For more than 30 years, Linda Falayi cleaned rooms at Atlanta’s Hyatt Regency. When her shift ended, she’d usually take the bus back to her DeKalb County apartment, her family said.
And that was her plan days before Thanksgiving. But she never made it home.
Falayi, 68, had just gotten off a bus near Covington Highway and Young Road when she was struck by a vehicle shortly after 10 p.m., according to DeKalb police spokeswoman Michaela Vincent. Falayi’s family said she was just steps away from home when she was hit by a car that didn’t stop.
The impact threw Falayi nearly 60 feet, according to police. The mother of four and grandmother of 11 died from her injuries.
“She’s a mom. She’s a grandmother. She’s an aunt. She has family out there that loves her,” Falayi’s daughter, Shaquetta Brooks, told The Atlanta Journal-Constitution last week. “That’s what’s the hardest part for us to accept. The fact that they kept going and didn’t stop for my mom.”
Falayi’s family met at the DeKalb police station two days after her death to ask the public for help to identify the driver responsible. One witness told police a white car may have been involved, Vincent said.
On Friday, DeKalb police said no arrests have been made in the case. Investigators now believe the car involved was a Hyundai Sonata with a model year between 2014 and 2018 after speaking with a dealership. Police want to find the car and the driver.
“It’s a busy road and a busy intersection,” Brooks said. “There’s accidents there all the time. It’s just a bad intersection, period.”
Grandson Jarquavious Grier told the AJC he sometimes worried about someone stealing his grandmother’s purse or knocking her down during her commute. Falayi, known as Tinky to many friends, wasn’t very tall, Grier said.
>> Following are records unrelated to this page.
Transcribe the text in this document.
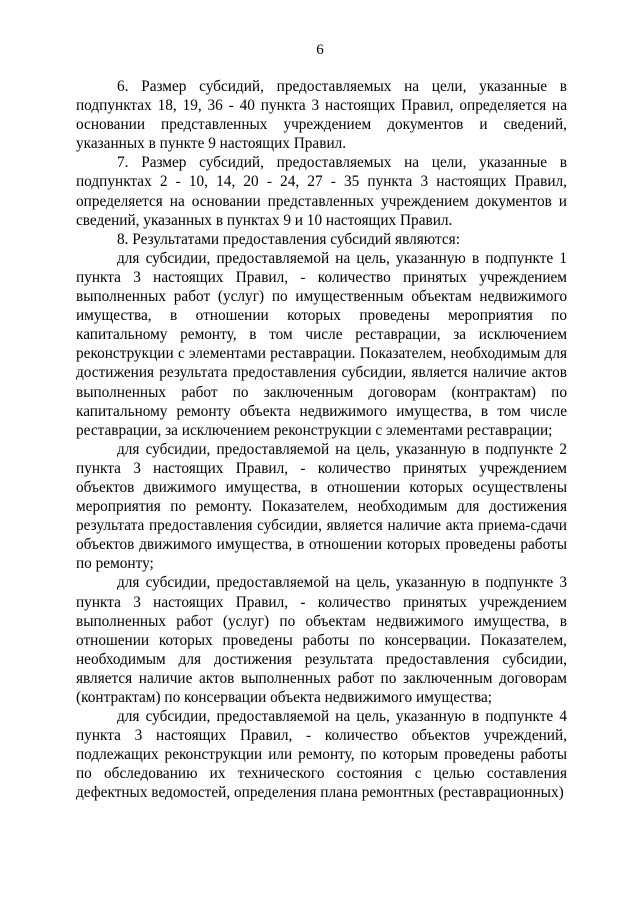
6

6. Размер субсидий, предоставляемых на цели, указанные в подпунктах 18, 19, 36 - 40 пункта 3 настоящих Правил, определяется на основании представленных учреждением документов и сведений, указанных в пункте 9 настоящих Правил.

7. Размер субсидий, предоставляемых на цели, указанные в подпунктах 2 - 10, 14, 20 - 24, 27 - 35 пункта 3 настоящих Правил, определяется на основании представленных учреждением документов и сведений, указанных в пунктах 9 и 10 настоящих Правил.

8. Результатами предоставления субсидий являются:

для субсидии, предоставляемой на цель, указанную в подпункте 1 пункта 3 настоящих Правил, - количество принятых учреждением выполненных работ (услуг) по имущественным объектам недвижимого имущества, в отношении которых проведены мероприятия по капитальному ремонту, в том числе реставрации, за исключением реконструкции с элементами реставрации. Показателем, необходимым для достижения результата предоставления субсидии, является наличие актов выполненных работ по заключенным договорам (контрактам) по капитальному ремонту объекта недвижимого имущества, в том числе реставрации, за исключением реконструкции с элементами реставрации;

для субсидии, предоставляемой на цель, указанную в подпункте 2 пункта 3 настоящих Правил, - количество принятых учреждением объектов движимого имущества, в отношении которых осуществлены мероприятия по ремонту. Показателем, необходимым для достижения результата предоставления субсидии, является наличие акта приема-сдачи объектов движимого имущества, в отношении которых проведены работы по ремонту;

для субсидии, предоставляемой на цель, указанную в подпункте 3 пункта 3 настоящих Правил, - количество принятых учреждением выполненных работ (услуг) по объектам недвижимого имущества, в отношении которых проведены работы по консервации. Показателем, необходимым для достижения результата предоставления субсидии, является наличие актов выполненных работ по заключенным договорам (контрактам) по консервации объекта недвижимого имущества;

для субсидии, предоставляемой на цель, указанную в подпункте 4 пункта 3 настоящих Правил, - количество объектов учреждений, подлежащих реконструкции или ремонту, по которым проведены работы по обследованию их технического состояния с целью составления дефектных ведомостей, определения плана ремонтных (реставрационных)
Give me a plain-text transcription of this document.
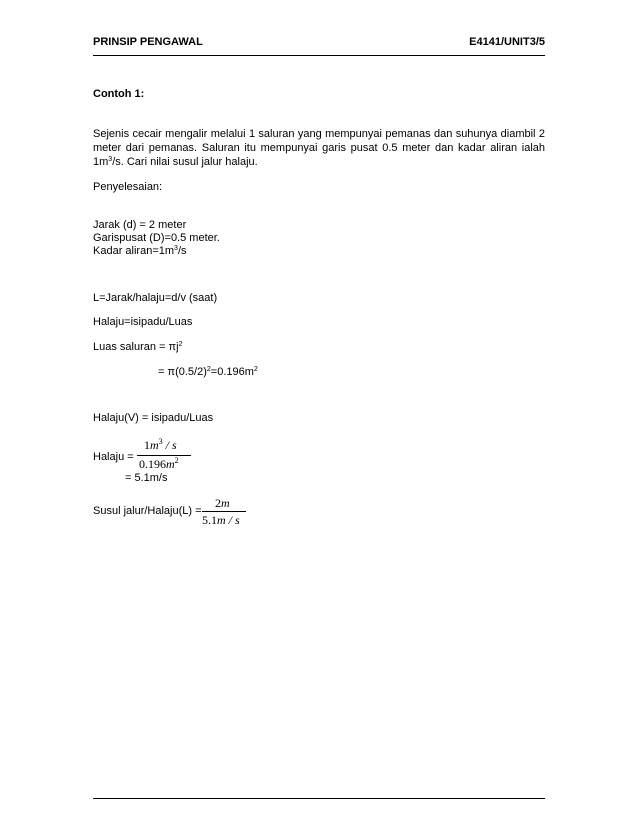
PRINSIP PENGAWAL	E4141/UNIT3/5
Contoh 1:
Sejenis cecair mengalir melalui 1 saluran yang mempunyai pemanas dan suhunya diambil 2 meter dari pemanas. Saluran itu mempunyai garis pusat 0.5 meter dan kadar aliran ialah $1m^3/s$. Cari nilai susul jalur halaju.
Penyelesaian:
Jarak (d) = 2 meter
Garispusat (D)=0.5 meter.
Kadar $aliran=1m^3/s$
L=Jarak/halaju=d/v (saat)
Halaju=isipadu/Luas
Luas saluran = $\pi j^2$
= $\pi(0.5/2)^2=0.196m^2$
Halaju(V) = isipadu/Luas
Halaju =
$1m^3$ / s
$0.196m^2$
= 5.1m/s
Susul jalur/Halaju(L) =
2m
5.1m / s
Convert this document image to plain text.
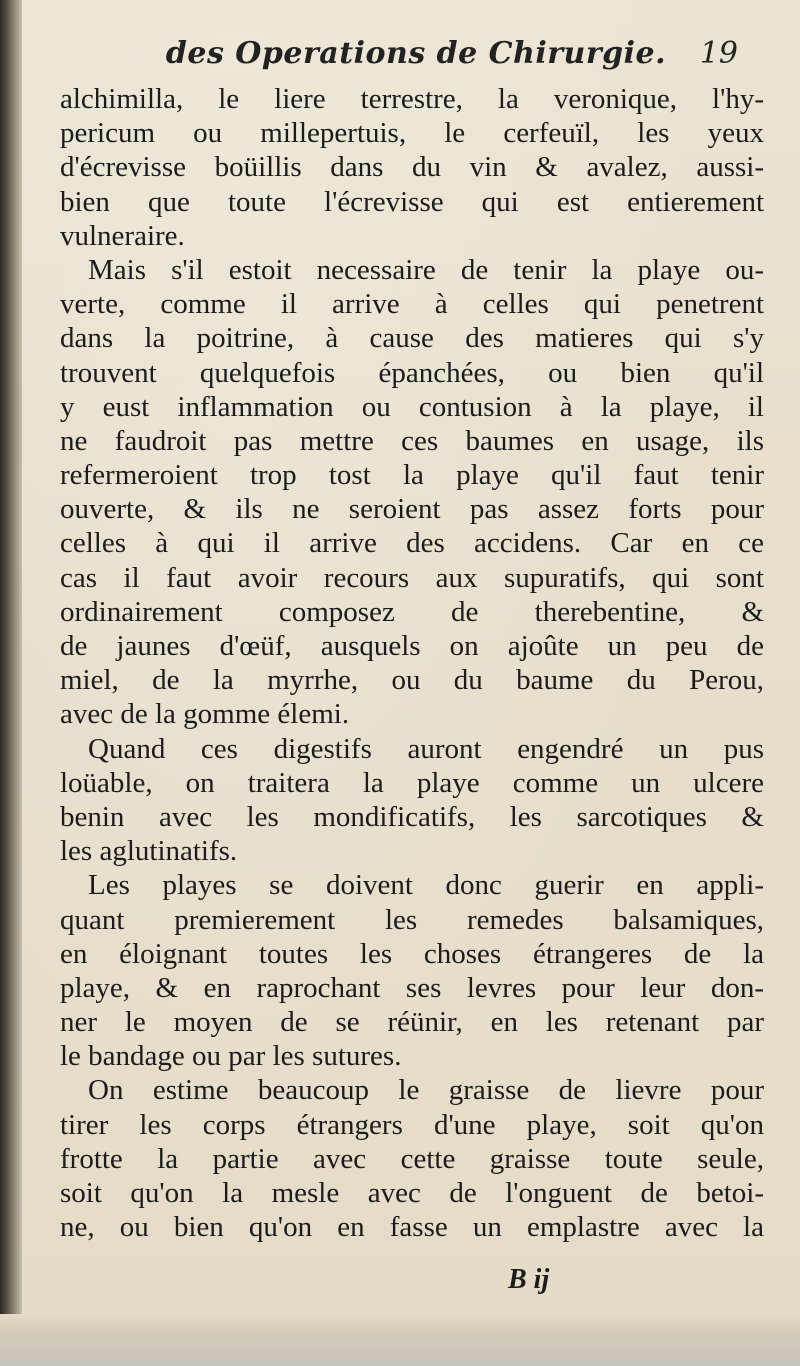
des Operations de Chirurgie.	19
alchimilla, le liere terrestre, la veronique, l'hy-
pericum ou millepertuis, le cerfeuïl, les yeux
d'écrevisse boüillis dans du vin & avalez, aussi-
bien que toute l'écrevisse qui est entierement
vulneraire.
Mais s'il estoit necessaire de tenir la playe ou-
verte, comme il arrive à celles qui penetrent
dans la poitrine, à cause des matieres qui s'y
trouvent quelquefois épanchées, ou bien qu'il
y eust inflammation ou contusion à la playe, il
ne faudroit pas mettre ces baumes en usage, ils
refermeroient trop tost la playe qu'il faut tenir
ouverte, & ils ne seroient pas assez forts pour
celles à qui il arrive des accidens. Car en ce
cas il faut avoir recours aux supuratifs, qui sont
ordinairement composez de therebentine, &
de jaunes d'œüf, ausquels on ajoûte un peu de
miel, de la myrrhe, ou du baume du Perou,
avec de la gomme élemi.
Quand ces digestifs auront engendré un pus
loüable, on traitera la playe comme un ulcere
benin avec les mondificatifs, les sarcotiques &
les aglutinatifs.
Les playes se doivent donc guerir en appli-
quant premierement les remedes balsamiques,
en éloignant toutes les choses étrangeres de la
playe, & en raprochant ses levres pour leur don-
ner le moyen de se réünir, en les retenant par
le bandage ou par les sutures.
On estime beaucoup le graisse de lievre pour
tirer les corps étrangers d'une playe, soit qu'on
frotte la partie avec cette graisse toute seule,
soit qu'on la mesle avec de l'onguent de betoi-
ne, ou bien qu'on en fasse un emplastre avec la
B ij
“I never thought it would be something like this, someone would hit her with a car,” he said.
Falayi’s co-workers were also shocked and saddened to learn of her death, according to Peter McMahon, general manager of the Hyatt Regency Atlanta.
“She was a much beloved friend and colleague who had a career of more than 30 years with our hotel,” McMahon said in an emailed statement to the AJC. “She touched so many of us with her warmth and kind spirit. She will be missed by us all. Our thoughts are with her family during this very difficult time.”
The family was forced to spend a first Thanksgiving holiday without Falayi, who had already started planning what she’d be cooking.
“Everybody’s starting to really understand that it really happened and it’s not dream,” Grier said.
A funeral is planned Saturday for Falayi, according to her online obituary.
Anyone with information on the crash is asked to contact DeKalb police.